U.S. Steel to shed up to 1,000 Southern Illinois jobs
U.S. Steel is cutting up to 1,000 jobs and selling parts of its Granite City plant. The move comes as Madison County employment remains down over 5,600 jobs since the pandemic.
U.S. Steel Corp. is set to be the latest in a growing number of businesses to make changes to their Illinois operations that would result in job losses for the state.
On June 28, company leaders announced plans to sell two blast furnaces at its Granite City Works facility. The move is expected to cut up to 1,000 jobs.
Job losses at the plant would come as the area is struggling to regain jobs lost to the COVID-19 pandemic and state-mandated shutdowns. Madison County is still missing over 5,600 jobs relative to pre-pandemic levels. If all 1,000 steel jobs were lost today, Madison County’s employment would be down by more than 6,600 jobs – a full 5% since May 2019.
In 2018, when President Trump signaled he would impose a 25% duty on foreign steel, steel factories in Granite City stood ready to capitalize. Business is not so good today.
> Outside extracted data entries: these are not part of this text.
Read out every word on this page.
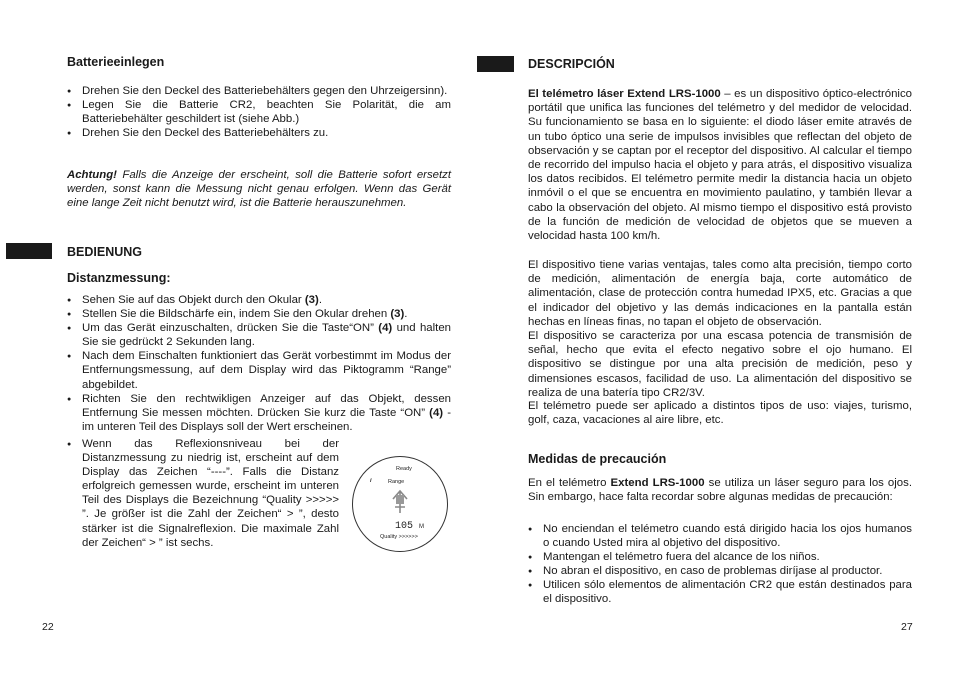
Batterieeinlegen
● Drehen Sie den Deckel des Batteriebehälters gegen den Uhrzeigersinn).
● Legen Sie die Batterie CR2, beachten Sie Polarität, die am Batteriebehälter geschildert ist (siehe Abb.)
● Drehen Sie den Deckel des Batteriebehälters zu.

Achtung! Falls die Anzeige der erscheint, soll die Batterie sofort ersetzt werden, sonst kann die Messung nicht genau erfolgen. Wenn das Gerät eine lange Zeit nicht benutzt wird, ist die Batterie herauszunehmen.

BEDIENUNG
Distanzmessung:
● Sehen Sie auf das Objekt durch den Okular (3).
● Stellen Sie die Bildschärfe ein, indem Sie den Okular drehen (3).
● Um das Gerät einzuschalten, drücken Sie die Taste“ON” (4) und halten Sie sie gedrückt 2 Sekunden lang.
● Nach dem Einschalten funktioniert das Gerät vorbestimmt im Modus der Entfernungsmessung, auf dem Display wird das Piktogramm “Range” abgebildet.
● Richten Sie den rechtwikligen Anzeiger auf das Objekt, dessen Entfernung Sie messen möchten. Drücken Sie kurz die Taste “ON” (4) - im unteren Teil des Displays soll der Wert erscheinen.
● Wenn das Reflexionsniveau bei der Distanzmessung zu niedrig ist, erscheint auf dem Display das Zeichen “----”. Falls die Distanz erfolgreich gemessen wurde, erscheint im unteren Teil des Displays die Bezeichnung “Quality >>>>> ”. Je größer ist die Zahl der Zeichen“ > ”, desto stärker ist die Signalreflexion. Die maximale Zahl der Zeichen“ > ” ist sechs.
Ready
i	Range
105 M
Quality >>>>>>
22
DESCRIPCIÓN

El telémetro láser Extend LRS-1000 – es un dispositivo óptico-electrónico portátil que unifica las funciones del telémetro y del medidor de velocidad. Su funcionamiento se basa en lo siguiente: el diodo láser emite através de un tubo óptico una serie de impulsos invisibles que reflectan del objeto de observación y se captan por el receptor del dispositivo. Al calcular el tiempo de recorrido del impulso hacia el objeto y para atrás, el dispositivo visualiza los datos recibidos. El telémetro permite medir la distancia hacia un objeto inmóvil o el que se encuentra en movimiento paulatino, y también llevar a cabo la observación del objeto. Al mismo tiempo el dispositivo está provisto de la función de medición de velocidad de objetos que se mueven a velocidad hasta 100 km/h.

El dispositivo tiene varias ventajas, tales como alta precisión, tiempo corto de medición, alimentación de energía baja, corte automático de alimentación, clase de protección contra humedad IPX5, etc. Gracias a que el indicador del objetivo y las demás indicaciones en la pantalla están hechas en líneas finas, no tapan el objeto de observación.

El dispositivo se caracteriza por una escasa potencia de transmisión de señal, hecho que evita el efecto negativo sobre el ojo humano. El dispositivo se distingue por una alta precisión de medición, peso y dimensiones escasos, facilidad de uso. La alimentación del dispositivo se realiza de una batería tipo CR2/3V.

El telémetro puede ser aplicado a distintos tipos de uso: viajes, turismo, golf, caza, vacaciones al aire libre, etc.

Medidas de precaución

En el telémetro Extend LRS-1000 se utiliza un láser seguro para los ojos. Sin embargo, hace falta recordar sobre algunas medidas de precaución:

● No enciendan el telémetro cuando está dirigido hacia los ojos humanos o cuando Usted mira al objetivo del dispositivo.
● Mantengan el telémetro fuera del alcance de los niños.
● No abran el dispositivo, en caso de problemas diríjase al productor.
● Utilicen sólo elementos de alimentación CR2 que están destinados para el dispositivo.
27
One of the key ingredients for forging steel is pig iron, and U.S. steelmakers source more than 60% of their pig iron from producers in the Black Sea, a region between Europe and Asia bordering both Ukraine and Russia.
The war between the two countries has likely made it harder for U.S. Steel to get the pig iron it needs, so the steel company is looking for ways to reduce costs. The 121-year-old company is planning to sell its blast furnaces to SunCoke Energy Inc., which wants to transition the Granite City mill to start producing their own pig iron as early as 2024 to sell to U.S. Steel’s factories in other states. The transition is set to cost Granite City roughly 1,000 jobs.
This news comes as three other companies have announced plans to move employees out of state. Boeing, Caterpillar and Citadel have all said they will be moving their headquarters out of Illinois in favor of more business-friendly states.
While Illinois can’t control international events, it can improve the state’s business climate to help retain and attract employers. The first step to reverse the slide will be for voters to take a hard look at Amendment 1 on the Nov. 8 ballot.
Should Amendment 1 pass, Illinois’ $313 billion pension debt will continue to balloon as state and local taxes, which are already among the highest in the nation, rise in an attempt to keep up. Spending on vital programs will continue to fall. Illinois’ housing and labor markets are already suffering as high taxes and reduced services make finding a job and living in the state tenuous.
The amendment would guarantee taxpayers and lawmakers would have an extremely difficult time removing these barriers to prosperity in Illinois. These barriers translate into higher costs for both businesses and individuals, including a projected $2,149 property tax during the coming four years.
Instead, if Illinois works to reduce these barriers, businesses will be able to operate more freely. That freedom translates into lower costs and more opportunity for families and businesses, which in turn can reverse Illinois’ decline.